Die wirtschaftliche Krise hat auch die Dekordrucker hart getroffen. Absatz- und Umsatzrückgänge ihrer Kunden werden über die Wertschöpfungskette eins-zu-eins an sie weitergegeben. Und obwohl gerade jetzt verstärkte Aktivitäten gefordert wären, verharren viele Unternehmen in einer Art „Schockstarre“. Dies gilt allerdings nicht für Interprint. „Wir sind uns absolut darüber im Klaren, dass Marketing gerade in diesen Zeiten enorm wichtig ist.

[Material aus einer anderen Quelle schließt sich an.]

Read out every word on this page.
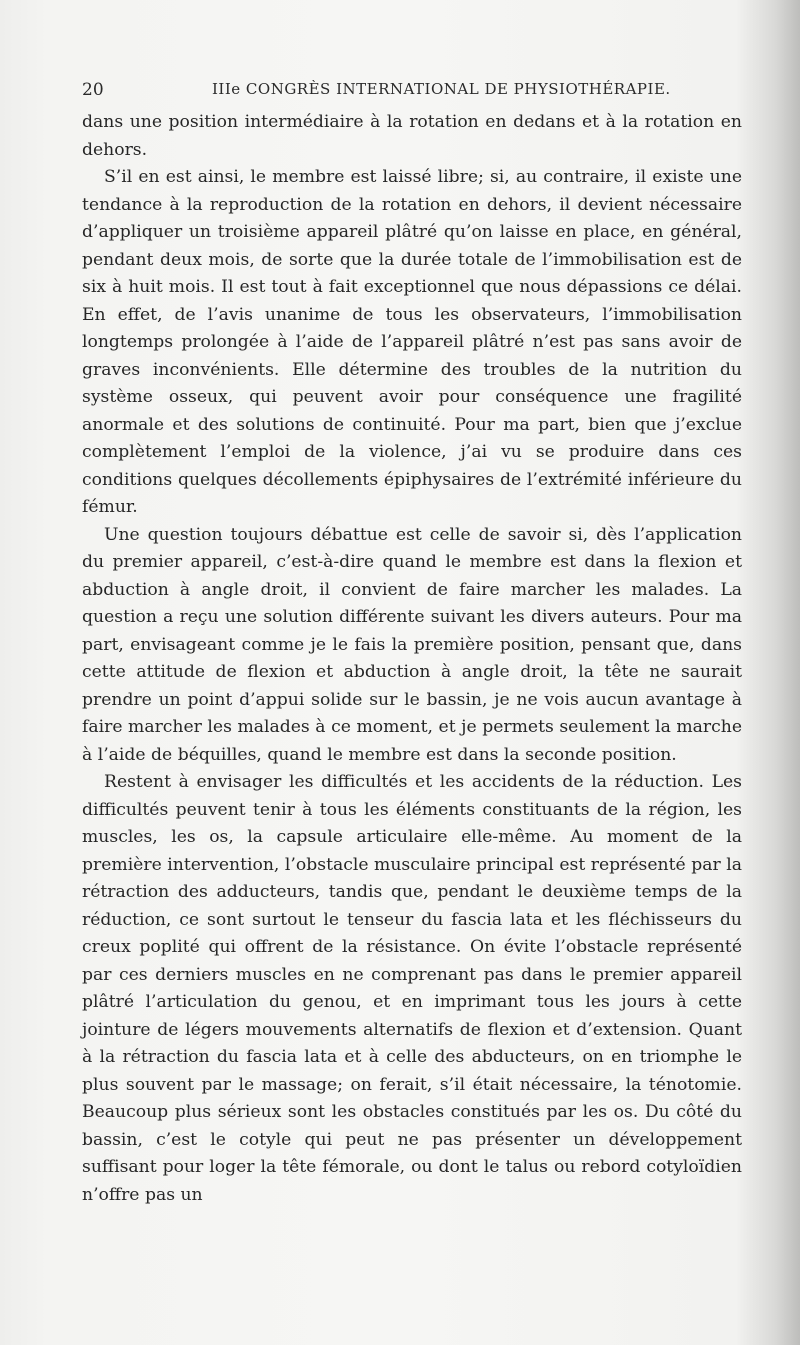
20	IIIe CONGRÈS INTERNATIONAL DE PHYSIOTHÉRAPIE.

dans une position intermédiaire à la rotation en dedans et à la rotation en dehors.

S’il en est ainsi, le membre est laissé libre; si, au contraire, il existe une tendance à la reproduction de la rotation en dehors, il devient nécessaire d’appliquer un troisième appareil plâtré qu’on laisse en place, en général, pendant deux mois, de sorte que la durée totale de l’immobilisation est de six à huit mois. Il est tout à fait exceptionnel que nous dépassions ce délai. En effet, de l’avis unanime de tous les observateurs, l’immobilisation longtemps prolongée à l’aide de l’appareil plâtré n’est pas sans avoir de graves inconvénients. Elle détermine des troubles de la nutrition du système osseux, qui peuvent avoir pour conséquence une fragilité anormale et des solutions de continuité. Pour ma part, bien que j’exclue complètement l’emploi de la violence, j’ai vu se produire dans ces conditions quelques décollements épiphysaires de l’extrémité inférieure du fémur.

Une question toujours débattue est celle de savoir si, dès l’application du premier appareil, c’est-à-dire quand le membre est dans la flexion et abduction à angle droit, il convient de faire marcher les malades. La question a reçu une solution différente suivant les divers auteurs. Pour ma part, envisageant comme je le fais la première position, pensant que, dans cette attitude de flexion et abduction à angle droit, la tête ne saurait prendre un point d’appui solide sur le bassin, je ne vois aucun avantage à faire marcher les malades à ce moment, et je permets seulement la marche à l’aide de béquilles, quand le membre est dans la seconde position.

Restent à envisager les difficultés et les accidents de la réduction. Les difficultés peuvent tenir à tous les éléments constituants de la région, les muscles, les os, la capsule articulaire elle-même. Au moment de la première intervention, l’obstacle musculaire principal est représenté par la rétraction des adducteurs, tandis que, pendant le deuxième temps de la réduction, ce sont surtout le tenseur du fascia lata et les fléchisseurs du creux poplité qui offrent de la résistance. On évite l’obstacle représenté par ces derniers muscles en ne comprenant pas dans le premier appareil plâtré l’articulation du genou, et en imprimant tous les jours à cette jointure de légers mouvements alternatifs de flexion et d’extension. Quant à la rétraction du fascia lata et à celle des abducteurs, on en triomphe le plus souvent par le massage; on ferait, s’il était nécessaire, la ténotomie. Beaucoup plus sérieux sont les obstacles constitués par les os. Du côté du bassin, c’est le cotyle qui peut ne pas présenter un développement suffisant pour loger la tête fémorale, ou dont le talus ou rebord cotyloïdien n’offre pas un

Vor allem jetzt kommt es darauf an, Lösungen zu finden, bei denen wir mit ge­ringerem Aufwand eine höhere Aufmerksamkeit erzielen können“, erläutert Holger Dzeia, Geschäftsführer Marketing und Vertrieb des Arnsberger Unternehmens. „Dabei bietet die jetzige Krise zusätzliche Chancen, denn viele Unternehmen schränken ihre Marketingaktivitäten aktuell enorm ein, sodass wir – mit den richtigen Konzepten – verstärkt wahrgenommen werden.“
Vor diesem Hintergrund entwickelte das Unternehmen die Gesamtstrategie „Fast Forward“. In diesem Rahmen zeigte eine Analyse des Marketing Mix, an welchen Fäden gezogen werden muss. So wurden die sogenannten „5P“ (Product, Price, Place, Promotion, People) hinsichtlich ihrer Potenziale durchleuchtet und ausgerichtet.